Siamo ai limiti del cosiddetto «razzismo sanitario... prima il negozio era pieno, mattina e sera, ora, invece, entrano circa tre persone ogni due ore»
di Martina Caruso La linea che separa chi offre aiuto e comprensione da chi ha bisogno di riceverli, si sposta continuamente, invertendo i ruoli in un moto continuo. Ma conoscete l‘espressione «siamo tutti sulla stessa barca?» Se la barca fosse immensa e sferica, potremmo dire di essere tutti un grande unico corpo sullo stesso pianeta, chiamato Terra. Negli ultimi mesi c’è un fattore che sta mostrando la coesione della società, così come non accadeva da tempo: il Coronavirus dimostra quanto il mondo sia saggiamente unito; evento più unico che raro, dato che non sempre accade. Ma è vero che dove c’è la paura giunge l’attimo di coraggio? Il comportamento dei cittadini, verso i cinesi, è sempre più irrazionale e offensivo: come sappiamo, la trasmissione del virus è legata a luoghi e contatti, non a un’etnia. La prima epidemia social sta mettendo a dura prova le nostre strutture sanitarie, che stanno reagendo onorevolmente. La nostra intelligenza, invece, un po' meno. Inutile provare a fermare questa psicosi, poiché i fatti attestano il contrario: «La gente ha paura – ci racconta il titolare di un china-store di Corigliano-Rossano - e le vendite sono crollate più dell’ottanta per cento.
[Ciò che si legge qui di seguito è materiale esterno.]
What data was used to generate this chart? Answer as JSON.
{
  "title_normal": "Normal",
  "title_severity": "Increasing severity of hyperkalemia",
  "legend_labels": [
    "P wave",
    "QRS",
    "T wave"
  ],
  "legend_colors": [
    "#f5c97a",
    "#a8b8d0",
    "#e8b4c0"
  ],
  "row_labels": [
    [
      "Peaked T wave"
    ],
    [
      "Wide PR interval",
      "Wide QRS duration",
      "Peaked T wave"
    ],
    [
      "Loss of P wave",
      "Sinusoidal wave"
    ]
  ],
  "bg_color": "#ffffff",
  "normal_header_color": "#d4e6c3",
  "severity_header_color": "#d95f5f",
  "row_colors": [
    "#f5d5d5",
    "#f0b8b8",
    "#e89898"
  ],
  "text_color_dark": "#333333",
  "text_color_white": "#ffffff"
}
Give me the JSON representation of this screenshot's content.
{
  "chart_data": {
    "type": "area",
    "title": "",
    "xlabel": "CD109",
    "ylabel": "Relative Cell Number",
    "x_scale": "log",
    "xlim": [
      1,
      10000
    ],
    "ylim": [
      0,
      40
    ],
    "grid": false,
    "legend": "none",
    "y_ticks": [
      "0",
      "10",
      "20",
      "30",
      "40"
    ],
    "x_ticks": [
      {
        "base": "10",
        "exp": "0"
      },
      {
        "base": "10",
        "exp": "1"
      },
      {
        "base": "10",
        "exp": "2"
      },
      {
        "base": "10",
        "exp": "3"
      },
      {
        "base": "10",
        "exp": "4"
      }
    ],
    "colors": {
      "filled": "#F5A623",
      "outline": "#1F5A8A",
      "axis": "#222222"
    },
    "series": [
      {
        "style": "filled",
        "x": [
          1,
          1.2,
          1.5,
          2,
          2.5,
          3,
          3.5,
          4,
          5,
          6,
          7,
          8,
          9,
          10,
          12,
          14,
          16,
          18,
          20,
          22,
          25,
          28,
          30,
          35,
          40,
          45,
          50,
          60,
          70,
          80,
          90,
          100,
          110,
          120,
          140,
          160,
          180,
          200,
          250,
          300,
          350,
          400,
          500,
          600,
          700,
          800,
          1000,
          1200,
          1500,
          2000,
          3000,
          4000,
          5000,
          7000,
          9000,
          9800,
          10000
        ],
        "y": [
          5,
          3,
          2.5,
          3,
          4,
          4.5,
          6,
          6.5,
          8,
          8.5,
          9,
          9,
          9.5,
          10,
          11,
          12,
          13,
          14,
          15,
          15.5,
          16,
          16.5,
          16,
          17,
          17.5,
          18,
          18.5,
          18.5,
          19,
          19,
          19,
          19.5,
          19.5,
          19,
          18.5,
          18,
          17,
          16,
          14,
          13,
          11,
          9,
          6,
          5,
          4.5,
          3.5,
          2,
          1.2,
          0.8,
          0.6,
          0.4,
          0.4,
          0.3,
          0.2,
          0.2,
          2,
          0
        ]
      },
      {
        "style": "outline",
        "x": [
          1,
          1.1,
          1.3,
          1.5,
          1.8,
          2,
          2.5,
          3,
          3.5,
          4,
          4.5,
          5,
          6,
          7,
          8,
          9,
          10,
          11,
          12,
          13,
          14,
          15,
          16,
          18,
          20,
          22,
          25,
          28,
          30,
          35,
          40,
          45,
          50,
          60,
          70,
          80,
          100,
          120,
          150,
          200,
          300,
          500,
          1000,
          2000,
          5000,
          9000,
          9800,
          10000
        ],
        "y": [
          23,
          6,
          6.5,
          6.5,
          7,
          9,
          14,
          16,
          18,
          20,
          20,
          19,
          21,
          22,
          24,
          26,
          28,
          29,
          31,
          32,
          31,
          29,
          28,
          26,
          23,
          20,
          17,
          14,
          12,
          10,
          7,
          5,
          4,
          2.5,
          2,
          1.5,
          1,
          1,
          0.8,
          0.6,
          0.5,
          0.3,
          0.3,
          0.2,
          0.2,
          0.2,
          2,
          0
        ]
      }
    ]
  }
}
Prima il negozio era pieno, mattina e sera, ora, invece, entrano circa tre persone ogni due ore». A complicare una situazione già delicata, la titolare di uno dei negozi cinesi della cittadina di Corigliano Rossano dichiara: «Il ragazzo che scarica la merce, che ho sempre aiutato, da quando si è scatenato il virus, non vuole che lo aiuti». Forse converrebbe chiedere aiuto ad Alessandro Manzoni, che di epidemie e caccia all’untore se ne intende, ma parliamoci chiaro, c’è una bella differenza tra la peste manzoniana e il coronavirus: non siamo ignoranti e impotenti. Siamo informati e stiamo reagendo. Per ora, però, stiamo facendo finta di non sapere ed è «meglio non mangiare nei ristoranti o comprare dai cinesi». Già, perché è meglio emarginare che affrontare all’unisono questo momento di difficoltà che è di tutti e non solo dei cinesi. Sotto le lanterne rosse, non splende più la solita folla, i ristoranti, infatti, da centinaia di coperti quotidiani, chiudono la loro cassa registrando circa trenta coperti al giorno: «La gente ha paura, ma noi siamo sempre qui. Aspettiamo, questa cosa passerà, come tutte le altre malattie, e quando finirà, torneremo ad essere
normali», afferma il titolare di un altro china-store della nostra cittadina. Un’inutile “caccia all’untore” che evita di far frequentare ristoranti e negozi cinesi, trascurando il fatto che se non si frequentano gli store presenti sul nostro territorio si finisce per danneggiare l’economia di quest’ultimo.